Heute beschäftigt das Goodyear-Werk nur 43 Gewerkschaftsarbeiter. Ein Teil der Abteilung 145 – der alte PVC-Bereich – wurde abgerissen; der Rest wird als Lager genutzt.

Das Werk bewegt mit seiner reduzierten Belegschaft immer noch viele Produkte, sagte Harry Weist. Auf einem Schild draußen steht: „Machen Sie die Sicherheit aufs Äußerste. WIR MÜSSEN. WIR WERDEN.“

Eine Stadt im Niedergang, Angst vor dem „Ginch“

Die Niagarafälle selbst befinden sich im Niedergang, ein zwielichtiger Verwandter ihres gleichnamigen Touristenmekkas auf der anderen Seite des Flusses in Ontario. Vorbei sind die Kraftwerke Great Lakes Carbon, Electro Metallurgical und andere, die jahrzehntelang der Mittelschicht Arbeitsplätze boten.

In der Innenstadt herrscht bis auf das Seneca Niagara Casino and Hotel in der 4th Street größtenteils kein Leben mehr. Eine halbe Meile westlich des Turms steigt Nebel von den 180 Fuß hohen American Falls und dahinter von den etwas niedrigeren, aber viel breiteren Horseshoe Falls in Kanada auf. „Sie haben diese wunderschöne Attraktion“, sagte Weist während einer Fahrt durch die Stadt. „Ich kann nicht glauben, dass du damit nichts anfangen kannst.“

Weist und sein Schwiegervater Ray Kline liefern Autoteile, um im Ruhestand beschäftigt zu bleiben und zusätzliches Geld zu verdienen – besonders wichtig für Kline, dessen gesundheitliche Vorteile, wie auch die anderer ehemaliger Manager, von Goodyear gestrichen wurden.

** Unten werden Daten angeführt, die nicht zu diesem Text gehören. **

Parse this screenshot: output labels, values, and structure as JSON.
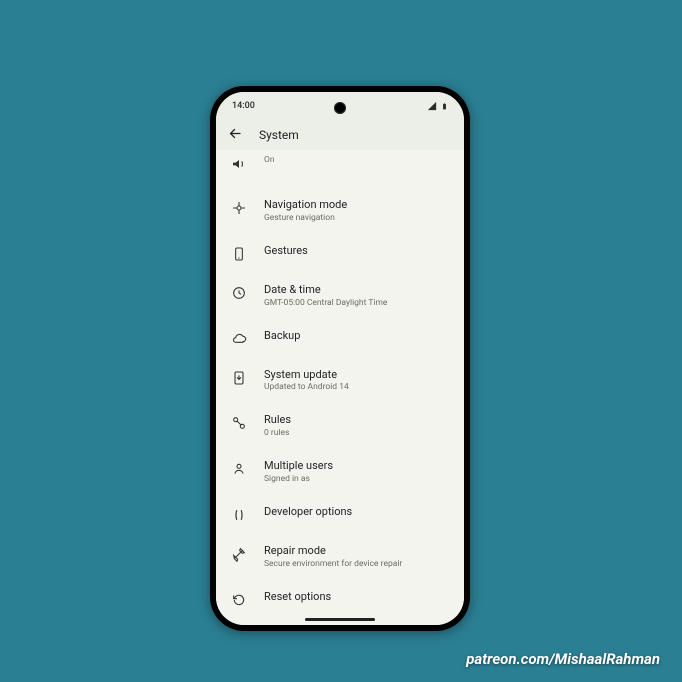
{
  "status": {
    "time": "14:00"
  },
  "header": {
    "title": "System"
  },
  "partial": {
    "sub": "On"
  },
  "items": [
    {
      "title": "Navigation mode",
      "sub": "Gesture navigation"
    },
    {
      "title": "Gestures",
      "sub": ""
    },
    {
      "title": "Date & time",
      "sub": "GMT-05:00 Central Daylight Time"
    },
    {
      "title": "Backup",
      "sub": ""
    },
    {
      "title": "System update",
      "sub": "Updated to Android 14"
    },
    {
      "title": "Rules",
      "sub": "0 rules"
    },
    {
      "title": "Multiple users",
      "sub": "Signed in as"
    },
    {
      "title": "Developer options",
      "sub": ""
    },
    {
      "title": "Repair mode",
      "sub": "Secure environment for device repair"
    },
    {
      "title": "Reset options",
      "sub": ""
    }
  ],
  "credit": "patreon.com/MishaalRahman"
}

Beide haben Ansprüche gegen DuPont beigelegt. Bei beiden wird jedes Jahr die Blase auf Zellen untersucht, die die Rückkehr des Ginchs signalisieren könnten.

„Man macht sich immer Sorgen“, sagte Weist. „Wird es wiederkommen?“

Korrektur: Diese Geschichte wurde aktualisiert, um der Tatsache Rechnung zu tragen, dass Ed Polka Präsident der Goodyear-Verhandlungseinheit bei United Steelworkers Local 4-277 ist.